Maharashtra Board Class 12 Maths Part 1 Chapter 1 Mathematical Logic 1.9 Solutions

Question 1. Without using truth table, show that
(i) \( p \leftrightarrow q \equiv (p \wedge q) \vee (\sim p \wedge \sim q) \)
Answer:
LHS = \( p \leftrightarrow q \)
\( \equiv (p \rightarrow q) \wedge (q \rightarrow p) \)
\( \equiv (\sim p \vee q) \wedge (\sim q \vee p) \) .....(Conditional Law)
\( \equiv [\sim p \wedge (\sim q \vee p)] \vee [q \wedge (\sim q \vee p)] \) .....(Distributive Law)
\( \equiv [(\sim p \wedge \sim q) \vee (\sim p \wedge p)] \vee [(q \wedge \sim q) \vee (q \wedge p)] \) .....(Distributive Law)
\( \equiv [(\sim p \wedge \sim q) \vee c] \vee [c \vee (q \wedge p)] \) .....(Complement Law)
\( \equiv (\sim p \wedge \sim q) \vee (q \wedge p) \) .....(Identity Law)
\( \equiv (p \wedge q) \vee (\sim p \wedge \sim q) \) .....(Commutative Law)
\( = \text{RHS} \)
This equivalence demonstrates that a biconditional statement is true if and only if both component statements share the same truth value.
In simple words: We can prove two logical statements are the same without drawing a table by using standard logic rules step-by-step, just like simplifying an algebraic equation.

🎯 Exam Tip: Clearly write the name of the logical law used in each step in the right margin to secure full marks from the examiner.

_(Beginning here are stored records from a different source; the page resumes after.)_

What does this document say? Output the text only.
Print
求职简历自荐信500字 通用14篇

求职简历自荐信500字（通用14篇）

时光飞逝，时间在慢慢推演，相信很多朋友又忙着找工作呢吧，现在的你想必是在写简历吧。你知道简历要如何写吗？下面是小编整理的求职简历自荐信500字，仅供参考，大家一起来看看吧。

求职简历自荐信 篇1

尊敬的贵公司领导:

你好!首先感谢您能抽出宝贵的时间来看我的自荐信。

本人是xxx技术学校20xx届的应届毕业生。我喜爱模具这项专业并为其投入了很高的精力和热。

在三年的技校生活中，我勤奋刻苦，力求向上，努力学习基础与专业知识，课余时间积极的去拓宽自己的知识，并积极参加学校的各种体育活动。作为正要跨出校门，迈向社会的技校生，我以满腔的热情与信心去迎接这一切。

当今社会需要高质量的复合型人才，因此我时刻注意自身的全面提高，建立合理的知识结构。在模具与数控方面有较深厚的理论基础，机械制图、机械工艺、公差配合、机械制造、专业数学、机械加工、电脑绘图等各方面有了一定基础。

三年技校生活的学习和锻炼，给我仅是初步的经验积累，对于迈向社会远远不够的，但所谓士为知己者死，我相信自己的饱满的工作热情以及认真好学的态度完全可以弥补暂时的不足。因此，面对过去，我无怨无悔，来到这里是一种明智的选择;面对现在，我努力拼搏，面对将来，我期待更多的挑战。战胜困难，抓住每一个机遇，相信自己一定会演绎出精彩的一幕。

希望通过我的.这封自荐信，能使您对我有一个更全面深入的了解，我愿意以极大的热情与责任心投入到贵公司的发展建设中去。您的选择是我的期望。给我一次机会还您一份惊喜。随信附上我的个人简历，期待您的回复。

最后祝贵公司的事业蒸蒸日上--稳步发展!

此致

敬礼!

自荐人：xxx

Question. Prove the following logical equivalences:
(ii) \( p \wedge [(\sim p \vee q) \vee (\sim q)] \equiv p \)
(iii) \( \sim[(p \wedge q) \rightarrow \sim(q)] \equiv p \wedge q \)
(iv) \( \sim r \rightarrow \sim(p \wedge q) \equiv [\sim(q \rightarrow r)] \rightarrow (\sim p) \)
Answer:
(ii)
LHS \( = p \wedge [(\sim p \vee q) \vee (\sim q)] \)
\( \equiv p \wedge [\sim p \vee (q \vee \sim q)] \) ......(Associative Law)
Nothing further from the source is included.